You can tell more than one adult.

You can keep telling until someone listens.

And if the first person minimizes it, that does not mean you were wrong.

It means you need another safe adult.


The Lesson We Cannot Afford to Miss

Ortralla Mosely was not only a victim of teen dating violence.

She was a daughter.

A student.

A friend.

A leader.

A girl with a future.

She noticed that a relationship was interfering with her progress, and she chose to end it.

That should have been the beginning of more freedom.

Instead, it became the point of greatest danger.

That is why teen dating violence prevention cannot be treated as optional.

It belongs in schools.

It belongs in parent conversations.

It belongs in youth programs.

It belongs in churches, community centers, sports programs, mentoring spaces, and anywhere young people are being shaped.

Because young people are already dealing with relationship pressure.

The question is whether adults are prepared to help them survive it.


Closing Reflection

We cannot bring Ortralla back.

But we can refuse to let her story be reduced to a tragic headline.

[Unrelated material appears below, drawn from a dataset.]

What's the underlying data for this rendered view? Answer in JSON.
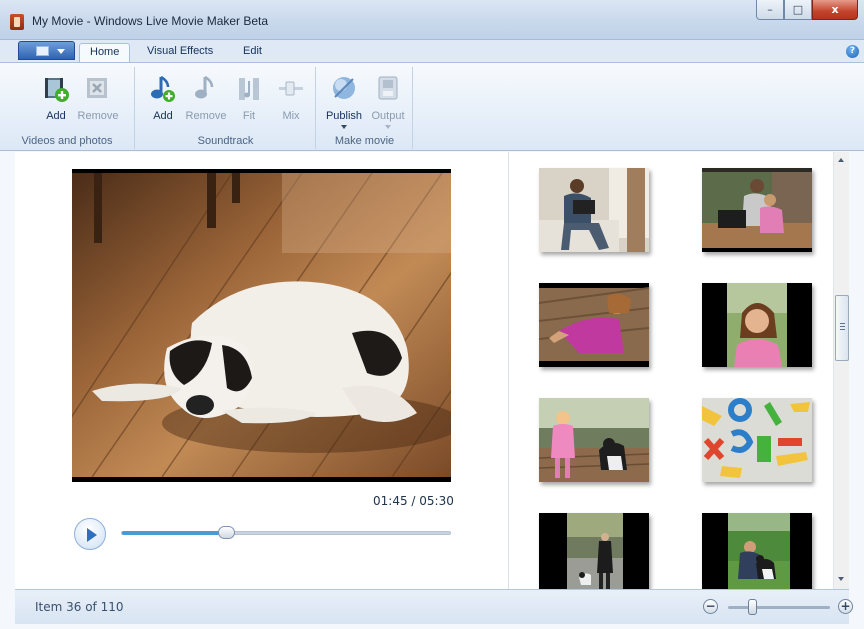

We can listen more closely when girls speak.

We can take controlling behavior seriously before it turns deadly.

We can stop excusing danger because a boy is popular, athletic, charming, troubled, or “going through something.”

We can build schools where warning signs are not scattered across adults who never compare notes.

We can tell young people the truth:

A relationship that costs you your peace is asking too much.

A relationship that punishes your growth is not love.

A relationship you are afraid to leave is already unsafe.

And a child should never have to stand alone between their own future and someone else’s control.